Être le premier, le chef absolu. Pour quel dessein ? Aucun. Le peuple, vile populace, est méprisé de tous. Le drame est familial. Seul Etéocle pense aux Thébains. Mais seulement comme moyen de pression sur les autres protagonistes.
De toute manière, TOUT est écrit d’avance, puisque ce sont les dieux qui décident. Singuliers dieux qui ont fourbi eux-mêmes le crime dont Jocaste et Œdipe se sont rendus coupables, et qui poursuivent leurs descendants implacablement, comme s’ils étaient pour quelque chose dans leur destin. Il est vrai que la Mort a peu d’importance. Je ne peux, aujourd’hui, que regarder avec étonnement cette philosophie de l’Homme ver de terre où se rejoignent les conceptions de la Fatalité grecque et de l’Humilité judéo-chrétienne. POUAH !
D’Où venons-nous, grands Dieux ?... Et comme ils sont coupables, ceux qui ont aliéné notre sens de l’Homme Homme. Nous surgissons à peine de deux à trois millénaires d’épouvantable obscurantisme. Cela me paraissait éclatant en assistant à ce spectacle dont la lenteur, la rigueur, donne au public de bons moments pour penser.
Rendons hommage à Fall : il a remarquablement éclairé l’intrigue. Il a aussi bien fait ressortir l’aspect « amour de la patrie » (c’est-à-dire du petit coin de terre où on est né) qui meut les paysans habitant cette bourgade nommé Thèbes que Sophocle nous a fait prendre pour un haut lieu de civilisation. Pieds nus, vêtus de gris ou de toile écrue selon qu’ils sont d’un camp ou de l’autre, ils partagent cette dévotion pour la Terre… et pour la notion de « chez soi ». Ces « rois » seront des chefs de clans.
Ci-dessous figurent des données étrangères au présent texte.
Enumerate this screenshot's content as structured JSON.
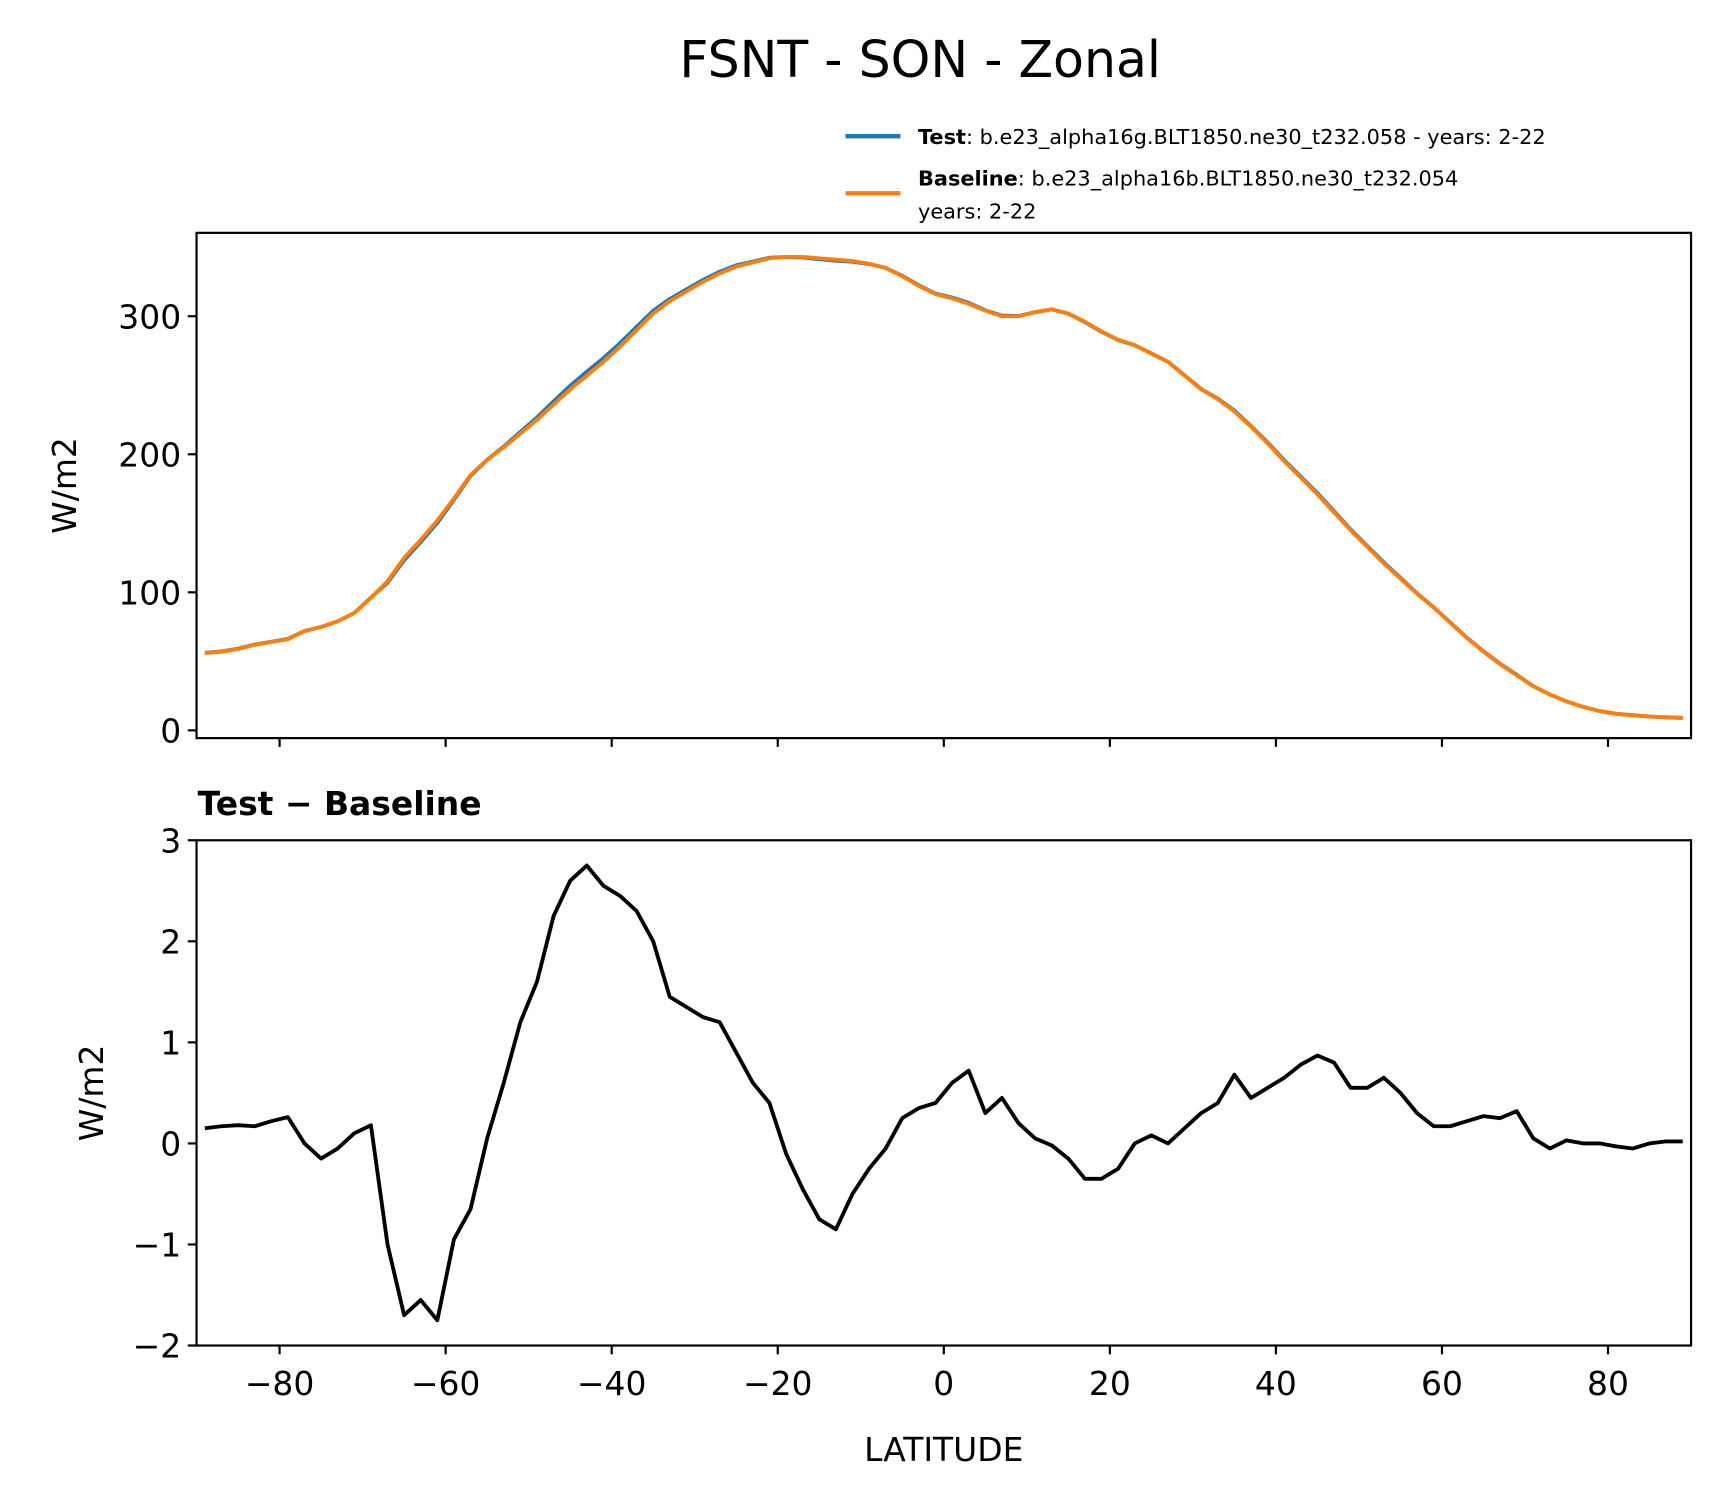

L’alexandrin n’est pas toujours parfaitement transcrit par les acteurs. Mais qu’est-ce que ça peut foutre : de toute manière, LA THÉBAÏDE n’est pas très bien écrite. Ce n’est pas de la « musique » comme PHEDRE. Il y a des redites et des tournures répétées. On n’est pas dans le parfait.
Bref je n’ai pas regretté ma soirée. Un peu d’archéologie de temps en temps ne messied point, et comme celle-ci couvre deux pôles essentiels de nos « racines » (sans jeu de mots), elle n’est pas inutile. Je crois que Fall l’a montée avec un œil critique. Est-ce lui qui a gommé « la grandeur » ? Ou bien, n’existait-elle pas dans l’œuvre ?
22.02.78 – J’espère que je n’ai pas donné de mauvais conseils à Mehmet. À la fin de la première de ses LÉGENDES À VENIR (reprise) à Pau, il me demandait si je ne trouvais pas ça vieilli, et bien sûr, je l’ai rassuré. Mais « quelque part », je sentais qu’il avait raison et je crois que je sais pourquoi : ce n’est pas que les admirables poèmes de Nazim Hikmet, enrichis de quelques lignes de Neruda et de Ritsos, aient perdu (hélas !) de leur actualité ni que leur chanson soit moins envoûtante. Mais Mehmet nous a habitués, depuis LE NUAGE AMOUREUX, à travailler avec une « matière », un objet » dominant, partie « essentielle » du spectacle, et l’on éprouve que cet élément MANQUE dans LES LÉGENDES.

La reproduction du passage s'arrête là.